Seeing reports of blackouts on both coasts. At work so can't really investigate. Anyone else have any info?

https://mobile.nytimes.com/1997/10/25/us/blackout-in-san-francisco-sabotage-is-seen.html

Sent from my SM-G900V using Tapatalk


----------



## rice paddy daddy (Jul 17, 2012)

At work also, checked Fox News and ABC news websites.
Nothing happening at either one.


----------



## Mrs. Spork (Jan 30, 2017)

http://www.cbsnews.com/news/biggest-blackout-in-us-history/

tappy talk sent


----------



## rice paddy daddy (Jul 17, 2012)

Mrs. Spork said:


> Biggest blackout in U.S. history - CBS News
> 
> tappy talk sent


August 15, 2003?


----------



## rice paddy daddy (Jul 17, 2012)

Double--tap.
Darn phone.

As you were, carry on!


----------



## mcangus (Jun 3, 2014)

Nothing so far to indicate that this is malicious or related. But it is crazy how it hit 2 mega cities.

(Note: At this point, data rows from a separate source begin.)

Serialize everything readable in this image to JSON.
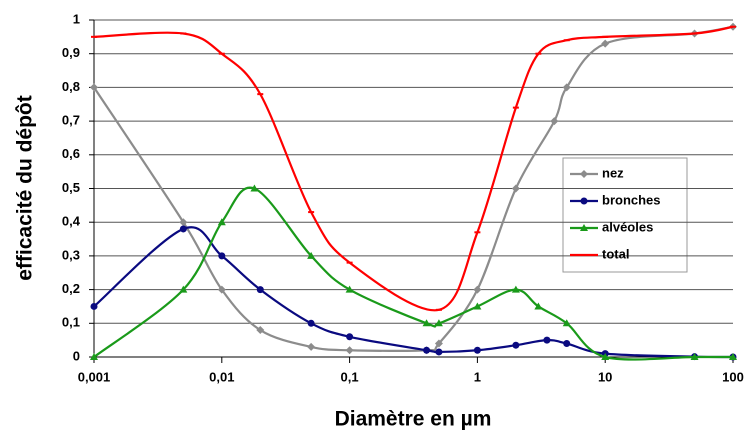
{
  "chart_data": {
    "type": "line",
    "x_title": "Diamètre en µm",
    "y_title": "efficacité du dépôt",
    "xscale": "log",
    "xlim": [
      0.001,
      100
    ],
    "xticks": [
      {
        "value": 0.001,
        "label": "0,001"
      },
      {
        "value": 0.01,
        "label": "0,01"
      },
      {
        "value": 0.1,
        "label": "0,1"
      },
      1,
      10,
      100
    ],
    "ylim": [
      0,
      1
    ],
    "yticks": [
      0,
      {
        "value": 0.1,
        "label": "0,1"
      },
      {
        "value": 0.2,
        "label": "0,2"
      },
      {
        "value": 0.3,
        "label": "0,3"
      },
      {
        "value": 0.4,
        "label": "0,4"
      },
      {
        "value": 0.5,
        "label": "0,5"
      },
      {
        "value": 0.6,
        "label": "0,6"
      },
      {
        "value": 0.7,
        "label": "0,7"
      },
      {
        "value": 0.8,
        "label": "0,8"
      },
      {
        "value": 0.9,
        "label": "0,9"
      },
      1
    ],
    "grid": true,
    "legend": "right",
    "series": [
      {
        "name": "nez",
        "color": "#8c8c8c",
        "marker": "diamond",
        "x": [
          0.001,
          0.005,
          0.01,
          0.02,
          0.05,
          0.1,
          0.4,
          0.5,
          1,
          2,
          4,
          5,
          10,
          50,
          100
        ],
        "values": [
          0.8,
          0.4,
          0.2,
          0.08,
          0.03,
          0.02,
          0.02,
          0.04,
          0.2,
          0.5,
          0.7,
          0.8,
          0.93,
          0.96,
          0.98
        ]
      },
      {
        "name": "bronches",
        "color": "#0a0a80",
        "marker": "circle",
        "x": [
          0.001,
          0.005,
          0.01,
          0.02,
          0.05,
          0.1,
          0.4,
          0.5,
          1,
          2,
          3.5,
          5,
          10,
          50,
          100
        ],
        "values": [
          0.15,
          0.38,
          0.3,
          0.2,
          0.1,
          0.06,
          0.02,
          0.015,
          0.02,
          0.035,
          0.05,
          0.04,
          0.01,
          0.001,
          0
        ]
      },
      {
        "name": "alvéoles",
        "color": "#1a9a1a",
        "marker": "triangle",
        "x": [
          0.001,
          0.005,
          0.01,
          0.018,
          0.05,
          0.1,
          0.4,
          0.5,
          1,
          2,
          3,
          5,
          10,
          50,
          100
        ],
        "values": [
          0,
          0.2,
          0.4,
          0.5,
          0.3,
          0.2,
          0.1,
          0.1,
          0.15,
          0.2,
          0.15,
          0.1,
          0,
          0,
          0
        ]
      },
      {
        "name": "total",
        "color": "#ff0000",
        "marker": "dash",
        "x": [
          0.001,
          0.005,
          0.01,
          0.02,
          0.05,
          0.1,
          0.5,
          1,
          2,
          3,
          5,
          10,
          50,
          100
        ],
        "values": [
          0.95,
          0.96,
          0.9,
          0.78,
          0.43,
          0.28,
          0.14,
          0.37,
          0.74,
          0.9,
          0.94,
          0.95,
          0.96,
          0.98
        ]
      }
    ]
  }
}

LOL just found out that the Federal Government is simulating an EMP in a few days over NYC, lol perfect timing wow. Remember how there was a training exercise on 9/11?

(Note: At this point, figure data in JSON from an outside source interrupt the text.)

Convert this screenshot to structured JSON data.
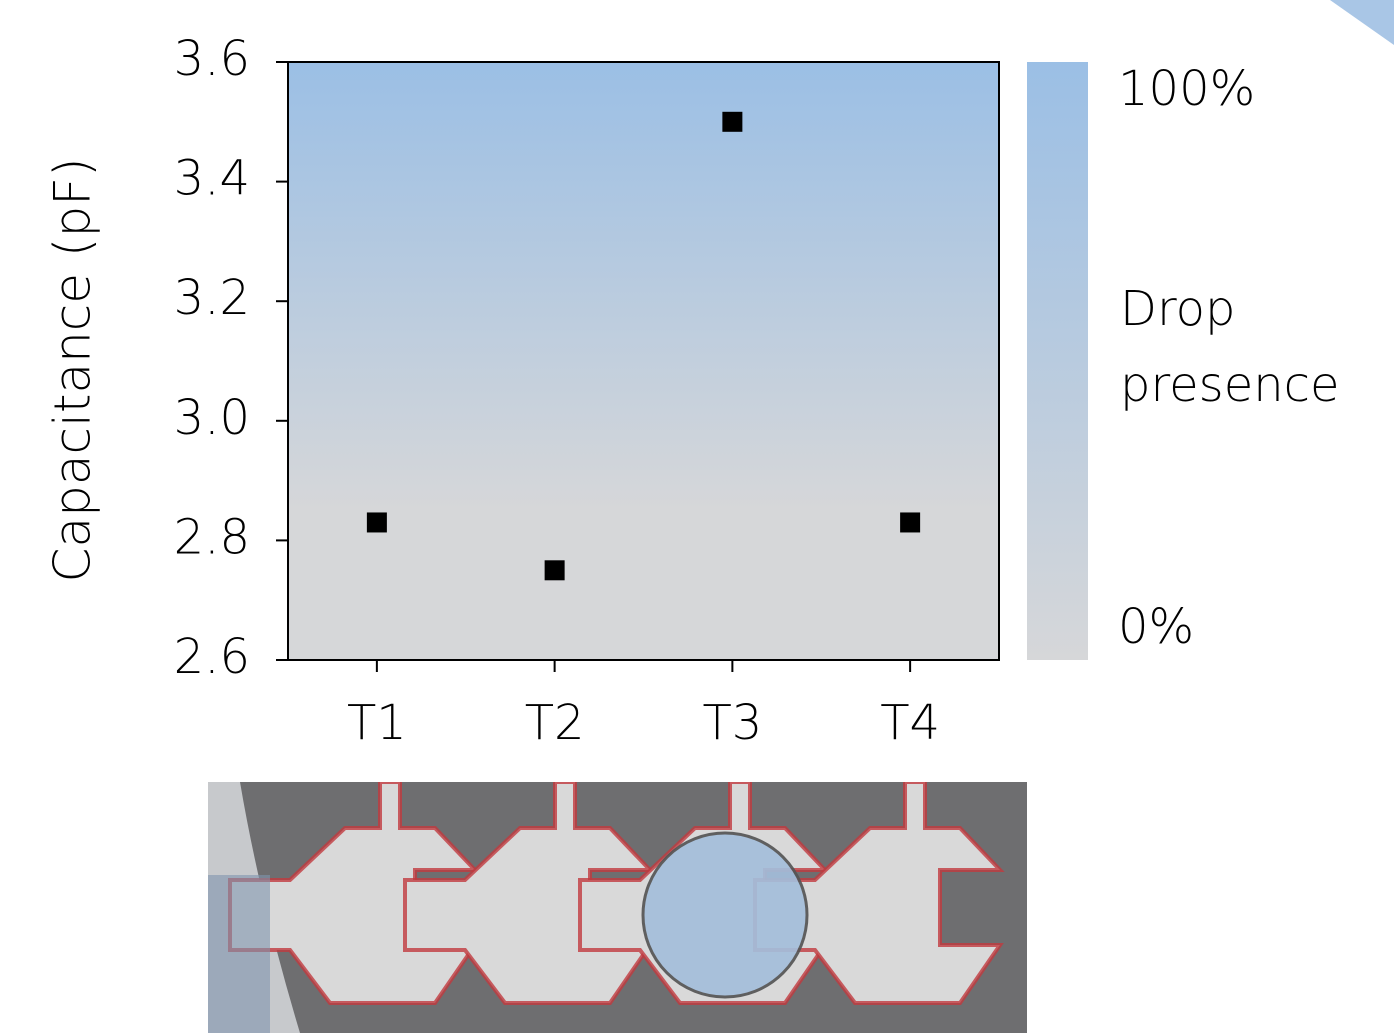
{
  "chart_data": {
    "type": "scatter",
    "y_label": "Capacitance (pF)",
    "categories": [
      "T1",
      "T2",
      "T3",
      "T4"
    ],
    "values": [
      2.83,
      2.75,
      3.5,
      2.83
    ],
    "color": "#000000",
    "ylim": [
      2.6,
      3.6
    ],
    "yticks": [
      2.6,
      2.8,
      {
        "value": 3,
        "label": "3.0"
      },
      3.2,
      3.4,
      3.6
    ],
    "colorbar": {
      "range": [
        0,
        100
      ],
      "ticks": [
        {
          "value": 0,
          "label": "0%"
        },
        {
          "value": 100,
          "label": "100%"
        }
      ],
      "label_lines": [
        "Drop",
        "presence"
      ],
      "colors": [
        "#d6d7d9",
        "#9bbfe5"
      ]
    }
  }
}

Just a coincidence. They are always doing these drills. Go back to sleep folks.


----------



## Mrs. Spork (Jan 30, 2017)

rice paddy daddy said:


> August 15, 2003?


Whoops! did a quick search at lunch for reported blackouts today for nyc, that came up didn't notice date on my phone. Must need my glasses on... :-D

tappy talk sent


----------



## Denton (Sep 18, 2012)

Power Problems Disrupt Service On Several Subway Lines « CBS New York


----------



## SOCOM42 (Nov 9, 2012)

Even if it was some form of attack, the media would play it down or not even bother until they had no choice but to publish it.


----------



## Gunn (Jan 1, 2016)

I heard the SF outage was a substation caught on fire. According to the radio.


----------



## mcangus (Jun 3, 2014)

Gunn said:


> I heard the SF outage was a substation caught on fire. According to the radio.

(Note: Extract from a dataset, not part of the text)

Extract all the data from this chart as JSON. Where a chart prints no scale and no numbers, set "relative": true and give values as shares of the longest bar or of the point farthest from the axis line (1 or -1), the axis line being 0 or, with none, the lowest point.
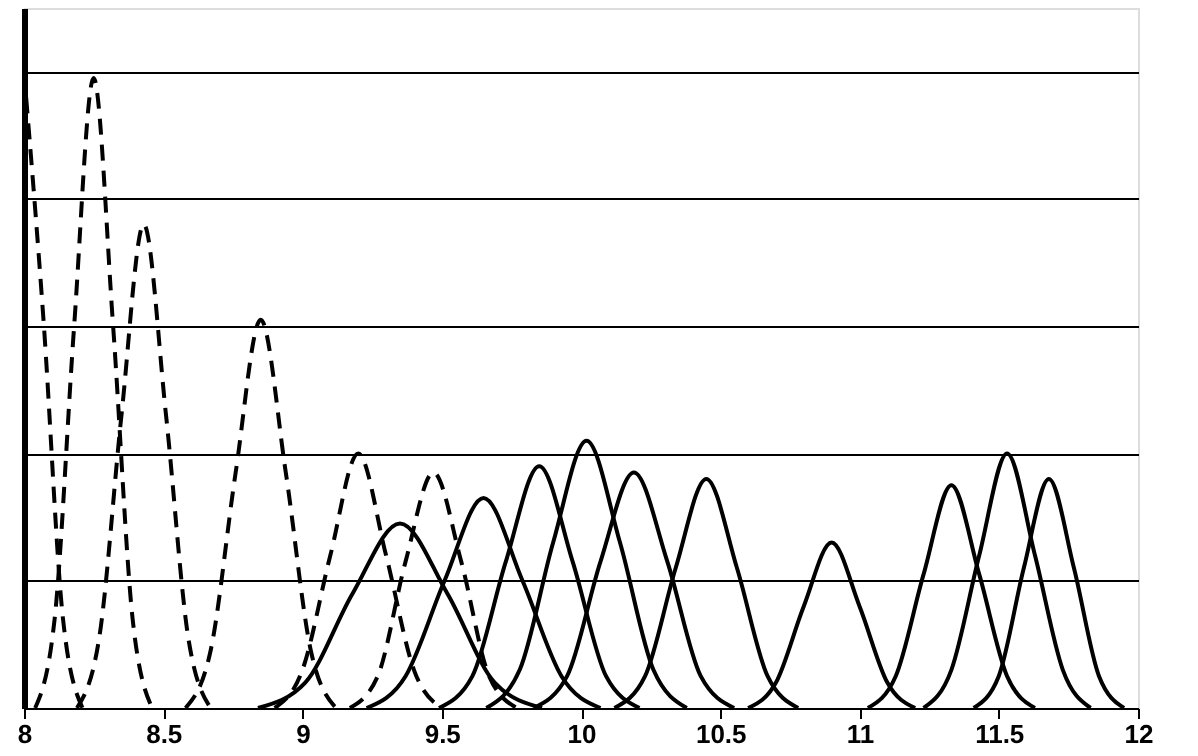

How could there be a fire? Like infrastructure malfunction? sparks + wire


----------



## Urinal Cake (Oct 19, 2013)

rice paddy daddy said:


> August 15, 2003?





rice paddy daddy said:


> August 15, 2003?


Total Chaos: Cyber Attack Fears As MULTIPLE CITIES HIT With Simultaneous Power Grid Failures: Shockwave Of Delays In San Francisco, Los Angeles, New York

I have not heard a thing on NYC News stations....


----------



## MI.oldguy (Apr 18, 2013)

Gunn said:


> I heard the SF outage was a substation caught on fire. According to the radio.


FOX news showed that on the telly.pics look like the substation on Mission and tenth st (south of market=SOMA district)I recognized it,used to pass by it every day on the school bus.pretty old substation btw.
Larkin and Eddy streets was supposed to be where the fire was.looks like a couple of fires?.maybe?.it was quite a large area that was out.

http://www.sfgate.com/bayarea/artic...n-Francisco-shuts-11089574.php#photo-12770248


----------



## Prepared One (Nov 5, 2014)

Just a matter of time folks.


----------



## RJAMES (Dec 23, 2016)

News talked about the outage in San Francisco this evening If they mentioned an estimate of how long without power I did not catch it. All kids of problems for window washers, folks in elevators. 

Hopefully at least some in the area are comfortable getting thru this mess with the preps they made. Perhaps once power is back up we will have a whole bunch of new members from San Francisco .


----------



## Urinal Cake (Oct 19, 2013)

rice paddy daddy said:


> August 15, 2003?





rice paddy daddy said:


> August 15, 2003?





RJAMES said:


> News talked about the outage in San Francisco this evening If they mentioned an estimate of how long without power I did not catch it. All kids of problems for window washers, folks in elevators.
> 
> Hopefully at least some in the area are comfortable getting thru this mess with the preps they made. Perhaps once power is back up we will have a whole bunch of new members from San Francisco .


Ooga!
Trapped in a San Fransisco elevator, a gay mans dream....


----------



## Boss Dog (Feb 8, 2013)

The net is awash with conspiracy posts about an Operation Gotham Shield, supposed to be a gov't drill to practice prevention and then response to nuclear or emp attack over northeastern seaboard. Cannot find anything in major media. I was searching here for a post and was surprised to not find any reference here either.
Operation Gotham Shield: U.S. Gov't To "Simulate Nuke Blast Over Manhattan" As Actual War Nears

This video show supposed gov't documents describing the events. Don't know what to think of it all. You'd think NY media would be talking about it, especially for a chance to blame everything on Trump if ANYTHING goes wrong.


----------



## Chipper (Dec 22, 2012)

Could little kim or putin be sending a message??


----------



## Mrs. Spork (Jan 30, 2017)

This one is definitely dated today.... :-D 
http://thefederalistpapers.org/us/t...source=COTR&utm_medium=COTR&utm_campaign=COTR

tappy talk sent


----------